PHOTO: Zephaniah Waks (right) with his son Manny in December 2013. (AAP: Mal Fairclough, file photo)

The father of three boys sexually abused at the Yeshivah Centre in Melbourne renounced the ultra-Orthodox Chabad movement after his family was persecuted for going public about the abuse, the child sexual abuse royal commission has been told.

The hearing of the Royal Commission into Institutional Responses to Child Sex Abuse heard that two of Zephaniah Waks' sons were assaulted by convicted child abuser David Kramer, and the other son, Manny Waks, was assaulted by serial child abuser David Cyprys.

The inquiry heard when Manny Waks told his father he had been abused by David Cyprys, he went straight to police.

"It was worse than the first case. It was very bad I thought I had failed him," Zephaniah Waks said.

He said when Manny went public about the abuse, it "sealed their fate".

Mr Waks was verbally attacked in the street by prominent members within the Chabad community.

"It was a new level. It was the next step," he told the hearing.

"It was very, very embarrassing and also I understood there was a war on now.

"I felt I was being openly attacked, other people [were] standing around and I am being demeaned in public and I could see it was only going to get worse.

"I had no reason to think my worse fears wouldn't be realised."

Zephaniah Waks testifies at the abuse royal commission in Melbourne

PHOTO: Mr Walks shaved his traditional beard when he renounced the Chabad movement. (ABC News)

Mr Waks explained the Yeshivah Centre was central to the lives of those in the ultra-Orthodox movement.

"As a member of the Chabad movement you had to send your children to that school, it was socially unacceptable not to," he said.

"Those who said you should have taken your children out, it wasn't that simple. You would have had to leave Australia."

Mr Waks explained the taboo of going to police under Jewish law.

"It almost always leads to shunning, intimidation ... disapproval of a family by the community would have dire consequences," he said.

"Doing anything about it ourselves was a no no."

Mr Waks has since renounced the Chabad movement, shaving off his long beard in protest.

He begged the Yeshiva community not to blame the victims and their families and to cooperate with police.

Mr Waks asked for support from the rabbis at the centre, but did not receive it.

'No-one was thinking about the kids'

Mr Waks told the inquiry he first raised the allegations of the abuse committed by David Kramer with principal rabbi, Abraham Glick, in the early 1990s.
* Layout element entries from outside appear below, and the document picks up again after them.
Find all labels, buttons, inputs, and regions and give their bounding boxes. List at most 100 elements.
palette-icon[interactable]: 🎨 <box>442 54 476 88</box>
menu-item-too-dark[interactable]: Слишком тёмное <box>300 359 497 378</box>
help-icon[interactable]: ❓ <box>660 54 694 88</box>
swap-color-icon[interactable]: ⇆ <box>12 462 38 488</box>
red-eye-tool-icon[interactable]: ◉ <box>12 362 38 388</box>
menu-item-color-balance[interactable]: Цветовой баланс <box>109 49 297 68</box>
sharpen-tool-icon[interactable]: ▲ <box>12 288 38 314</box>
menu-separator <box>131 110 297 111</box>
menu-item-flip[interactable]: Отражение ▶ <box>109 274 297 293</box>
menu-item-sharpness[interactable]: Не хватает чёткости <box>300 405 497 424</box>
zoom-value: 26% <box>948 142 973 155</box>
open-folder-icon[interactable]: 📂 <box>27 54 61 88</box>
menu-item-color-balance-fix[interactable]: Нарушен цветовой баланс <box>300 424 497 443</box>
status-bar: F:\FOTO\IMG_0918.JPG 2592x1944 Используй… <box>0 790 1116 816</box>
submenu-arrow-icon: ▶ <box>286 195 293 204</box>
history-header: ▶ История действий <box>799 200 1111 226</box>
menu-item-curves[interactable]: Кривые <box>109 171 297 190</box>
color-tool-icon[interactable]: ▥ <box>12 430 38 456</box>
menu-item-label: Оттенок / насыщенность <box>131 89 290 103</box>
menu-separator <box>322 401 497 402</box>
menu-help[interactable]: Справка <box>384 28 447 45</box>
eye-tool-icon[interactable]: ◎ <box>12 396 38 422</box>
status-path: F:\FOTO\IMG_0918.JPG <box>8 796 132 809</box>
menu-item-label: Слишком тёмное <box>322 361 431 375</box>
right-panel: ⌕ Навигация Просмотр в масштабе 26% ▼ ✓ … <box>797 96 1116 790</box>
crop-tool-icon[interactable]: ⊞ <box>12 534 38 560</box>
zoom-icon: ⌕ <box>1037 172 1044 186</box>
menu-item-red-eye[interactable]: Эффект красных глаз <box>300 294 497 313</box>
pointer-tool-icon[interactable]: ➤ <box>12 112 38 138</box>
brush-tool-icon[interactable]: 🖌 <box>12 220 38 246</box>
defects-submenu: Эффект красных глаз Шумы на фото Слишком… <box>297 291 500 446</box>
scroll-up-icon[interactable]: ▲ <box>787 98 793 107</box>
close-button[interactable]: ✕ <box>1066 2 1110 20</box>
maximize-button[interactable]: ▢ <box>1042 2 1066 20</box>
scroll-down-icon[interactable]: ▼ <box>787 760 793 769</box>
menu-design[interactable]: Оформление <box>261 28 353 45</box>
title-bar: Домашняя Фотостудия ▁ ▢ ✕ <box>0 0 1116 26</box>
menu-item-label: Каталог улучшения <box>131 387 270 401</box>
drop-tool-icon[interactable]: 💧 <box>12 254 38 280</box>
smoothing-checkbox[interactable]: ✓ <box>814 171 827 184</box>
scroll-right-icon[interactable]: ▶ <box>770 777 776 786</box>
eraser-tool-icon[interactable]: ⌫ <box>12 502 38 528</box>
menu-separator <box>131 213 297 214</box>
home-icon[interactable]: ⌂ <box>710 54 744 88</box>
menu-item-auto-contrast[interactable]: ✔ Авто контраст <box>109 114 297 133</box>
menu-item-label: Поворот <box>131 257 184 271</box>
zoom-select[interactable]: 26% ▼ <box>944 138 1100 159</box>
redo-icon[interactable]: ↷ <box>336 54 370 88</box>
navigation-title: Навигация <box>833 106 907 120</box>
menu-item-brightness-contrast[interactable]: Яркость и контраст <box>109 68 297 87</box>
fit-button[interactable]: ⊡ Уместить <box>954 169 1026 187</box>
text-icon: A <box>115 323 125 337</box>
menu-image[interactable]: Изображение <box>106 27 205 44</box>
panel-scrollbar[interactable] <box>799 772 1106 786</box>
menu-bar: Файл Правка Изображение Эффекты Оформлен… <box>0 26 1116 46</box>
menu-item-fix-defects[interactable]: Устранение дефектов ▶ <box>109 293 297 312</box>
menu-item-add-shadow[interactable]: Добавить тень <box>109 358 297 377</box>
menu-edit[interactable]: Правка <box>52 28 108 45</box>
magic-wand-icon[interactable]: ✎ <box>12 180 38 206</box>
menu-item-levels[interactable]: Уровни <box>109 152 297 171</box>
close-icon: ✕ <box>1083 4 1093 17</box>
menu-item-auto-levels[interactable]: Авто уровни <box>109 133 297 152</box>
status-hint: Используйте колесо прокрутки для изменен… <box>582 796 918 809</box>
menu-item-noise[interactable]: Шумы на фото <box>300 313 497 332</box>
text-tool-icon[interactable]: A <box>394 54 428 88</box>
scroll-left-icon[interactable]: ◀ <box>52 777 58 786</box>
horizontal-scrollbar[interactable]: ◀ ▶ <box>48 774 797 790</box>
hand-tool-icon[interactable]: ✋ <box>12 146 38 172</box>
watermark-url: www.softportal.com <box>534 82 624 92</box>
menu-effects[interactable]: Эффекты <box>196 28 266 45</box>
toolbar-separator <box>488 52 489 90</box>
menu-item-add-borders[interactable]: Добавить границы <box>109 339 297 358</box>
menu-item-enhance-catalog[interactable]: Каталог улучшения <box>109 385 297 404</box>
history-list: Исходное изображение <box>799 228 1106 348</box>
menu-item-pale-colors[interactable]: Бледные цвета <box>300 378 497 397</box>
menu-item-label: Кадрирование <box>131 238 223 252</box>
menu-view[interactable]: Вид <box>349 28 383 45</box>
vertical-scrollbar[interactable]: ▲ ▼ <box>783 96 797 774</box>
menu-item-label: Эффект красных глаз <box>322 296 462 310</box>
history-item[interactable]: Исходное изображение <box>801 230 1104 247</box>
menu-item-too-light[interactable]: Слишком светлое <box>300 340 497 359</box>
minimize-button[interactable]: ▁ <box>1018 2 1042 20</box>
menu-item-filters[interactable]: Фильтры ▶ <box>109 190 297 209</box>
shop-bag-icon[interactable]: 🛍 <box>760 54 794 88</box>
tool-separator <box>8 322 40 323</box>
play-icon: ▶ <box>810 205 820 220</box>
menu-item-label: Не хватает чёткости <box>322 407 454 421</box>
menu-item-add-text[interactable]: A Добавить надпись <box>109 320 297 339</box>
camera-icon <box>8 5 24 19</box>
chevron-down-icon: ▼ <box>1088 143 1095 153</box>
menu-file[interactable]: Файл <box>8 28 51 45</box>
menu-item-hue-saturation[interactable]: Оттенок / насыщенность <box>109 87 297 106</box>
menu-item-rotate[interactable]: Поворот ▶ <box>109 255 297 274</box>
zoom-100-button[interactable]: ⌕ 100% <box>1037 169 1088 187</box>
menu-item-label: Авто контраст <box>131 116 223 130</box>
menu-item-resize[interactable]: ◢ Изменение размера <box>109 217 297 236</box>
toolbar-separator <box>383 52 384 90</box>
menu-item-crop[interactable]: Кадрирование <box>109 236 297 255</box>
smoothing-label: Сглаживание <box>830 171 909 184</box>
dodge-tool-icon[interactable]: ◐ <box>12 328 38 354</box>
He said Rabbi Glick told him Kramer wanted to be caught, had made admissions about the abuse and a psychologist was going to help him.

Mr Waks said a group of families planned to tell the Yeshivah College they would go to the police unless Kramer was fired.

"They were protecting the school at all costs, no-one was thinking about the kids," Mr Waks said.

The inquiry heard Kramer left the Yeshivah Centre and was given assistance to move to Israel.

Mr Waks said the head of Yeshivah, Rabbi Dovid Groner, told people it was not to be spoken about.

Counsel assisting the inquiry, Maria Gerace, told the hearing the Yeshivah Centre later told an Israeli institution not to hire Kramer as he had left Melbourne "under a cloud".